Mortgage rates in the United States have eased a bit from their recent highs, as cooling inflation and soft labor market data have cemented hopes of the Fed starting to cut rates in September. According to Freddie Mac, the average rate for a 30-year fixed mortgage dropped to 6.46 percent in the week ended August 22, which is the lowest it's been since May 2023.
Prior to the latest relief, mortgage rates had climbed by more than 4 percentage points in just two years, peaking at 7.79 percent in the fall of 2023. The steep increase in mortgage rates combined with high home prices pushed many potential buyers out of the market, especially as high rents and other costs of living have made it very difficult to save for a significant down payment.
Making things even more difficult, high mortgage rates didn't just affect the demand side of the market. Supply was also constrained as prospective sellers stayed put to avoid taking out a new mortgage at a much higher rate than their current one. This in turn has kept home prices elevated, completing the vicious circle for would-be home buyers.
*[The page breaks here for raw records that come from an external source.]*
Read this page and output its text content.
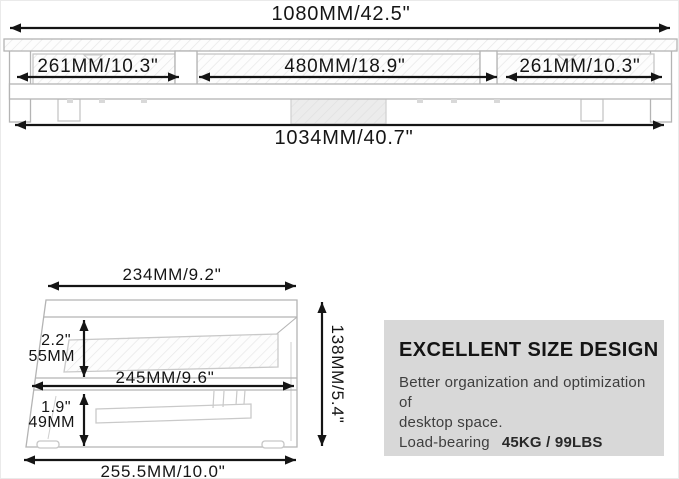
1080MM/42.5"
261MM/10.3"	480MM/18.9"	261MM/10.3"
1034MM/40.7"
234MM/9.2"
2.2"
55MM
245MM/9.6"
1.9"
49MM	138MM/5.4"
255.5MM/10.0"
EXCELLENT SIZE DESIGN
Better organization and optimization of
desktop space.
Load-bearing 45KG / 99LBS
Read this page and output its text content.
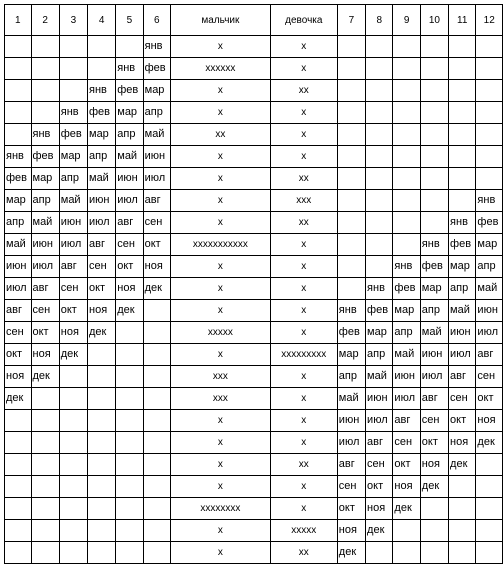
1	2	3	4	5	6	мальчик	девочка	7	8	9	10	11	12
					янв	x	x						
				янв	фев	xxxxxx	x						
			янв	фев	мар	x	xx						
		янв	фев	мар	апр	x	x						
	янв	фев	мар	апр	май	xx	x						
янв	фев	мар	апр	май	июн	x	x						
фев	мар	апр	май	июн	июл	x	xx						
мар	апр	май	июн	июл	авг	x	xxx						янв
апр	май	июн	июл	авг	сен	x	xx					янв	фев
май	июн	июл	авг	сен	окт	xxxxxxxxxxx	x				янв	фев	мар
июн	июл	авг	сен	окт	ноя	x	x			янв	фев	мар	апр
июл	авг	сен	окт	ноя	дек	x	x		янв	фев	мар	апр	май
авг	сен	окт	ноя	дек		x	x	янв	фев	мар	апр	май	июн
сен	окт	ноя	дек			xxxxx	x	фев	мар	апр	май	июн	июл
окт	ноя	дек				x	xxxxxxxxx	мар	апр	май	июн	июл	авг
ноя	дек					xxx	x	апр	май	июн	июл	авг	сен
дек						xxx	x	май	июн	июл	авг	сен	окт
						x	x	июн	июл	авг	сен	окт	ноя
						x	x	июл	авг	сен	окт	ноя	дек
						x	xx	авг	сен	окт	ноя	дек	
						x	x	сен	окт	ноя	дек		
						xxxxxxxx	x	окт	ноя	дек			
						x	xxxxx	ноя	дек				
						x	xx	дек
"Although mortgage rates have stayed relatively flat over the past couple of weeks, softer incoming economic data suggest rates will gently slope downward through the end of the year," Sam Khater, Freddie Mac’s chief economist, said in a statement. "Earlier this month, rates plunged and are now lingering just under 6.5 percent, which has not been enough to motivate potential homebuyers. We expect rates likely will need to decline another percentage point to generate buyer demand."